Ingekomen is een beschikking van de voorzitters van de Eerste en van de Tweede Kamer der Staten-Generaal houdende aanwijzing van de heer De Haan tot lid van de OVSE-Assemblee in plaats van de heer De Milliano.

Ik deel aan de Kamer mee, dat is ingekomen de geannoteerde agenda met bijlagen voor een bijeenkomst van het Uitvoerend Comité Schengen op 16 december a.s. De betrokken commissies van de Kamer zullen hedenmiddag over deze documenten beraadslagen.

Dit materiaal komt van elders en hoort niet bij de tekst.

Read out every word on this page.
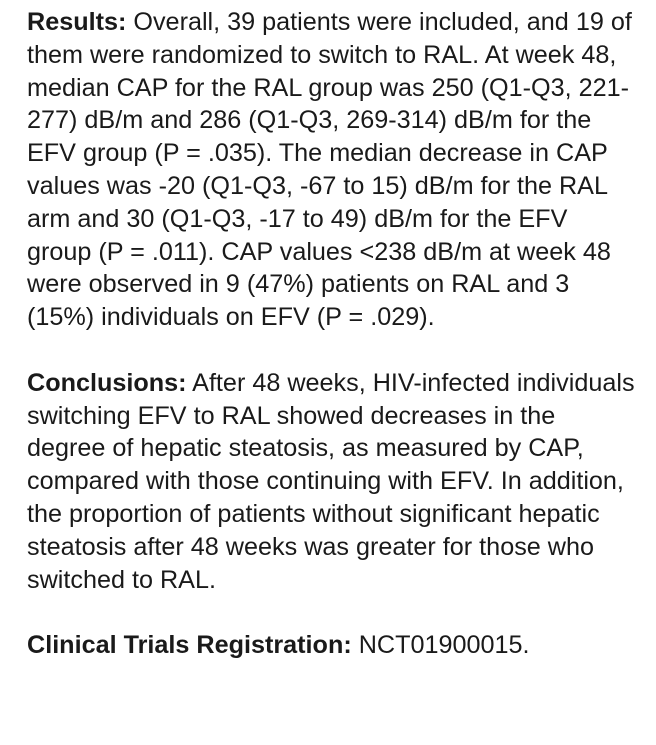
Results: Overall, 39 patients were included, and 19 of them were randomized to switch to RAL. At week 48, median CAP for the RAL group was 250 (Q1-Q3, 221-277) dB/m and 286 (Q1-Q3, 269-314) dB/m for the EFV group (P = .035). The median decrease in CAP values was -20 (Q1-Q3, -67 to 15) dB/m for the RAL arm and 30 (Q1-Q3, -17 to 49) dB/m for the EFV group (P = .011). CAP values <238 dB/m at week 48 were observed in 9 (47%) patients on RAL and 3 (15%) individuals on EFV (P = .029).

Conclusions: After 48 weeks, HIV-infected individuals switching EFV to RAL showed decreases in the degree of hepatic steatosis, as measured by CAP, compared with those continuing with EFV. In addition, the proportion of patients without significant hepatic steatosis after 48 weeks was greater for those who switched to RAL.

Clinical Trials Registration: NCT01900015.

De overige ingekomen stukken staan op een lijst die in de zaal ter inzage ligt. Op die lijst heb ik voorstellen gedaan over de wijze van behandeling. Als aan het einde van de vergadering daartegen geen bezwaren zijn ingekomen, neem ik aan, dat de Kamer zich met de voorstellen heeft verenigd.

Aangezien voor de verschillende verdragen die ter stilzwijgende goedkeuring zijn voorgelegd en gedrukt onder de nrs. 26225, 26259 (R1624) en 26261 de termijn is verstreken, stel ik vast, dat wat deze Kamer betreft aan uitdrukkelijke goedkeuring van deze verdragen geen behoefte bestaat.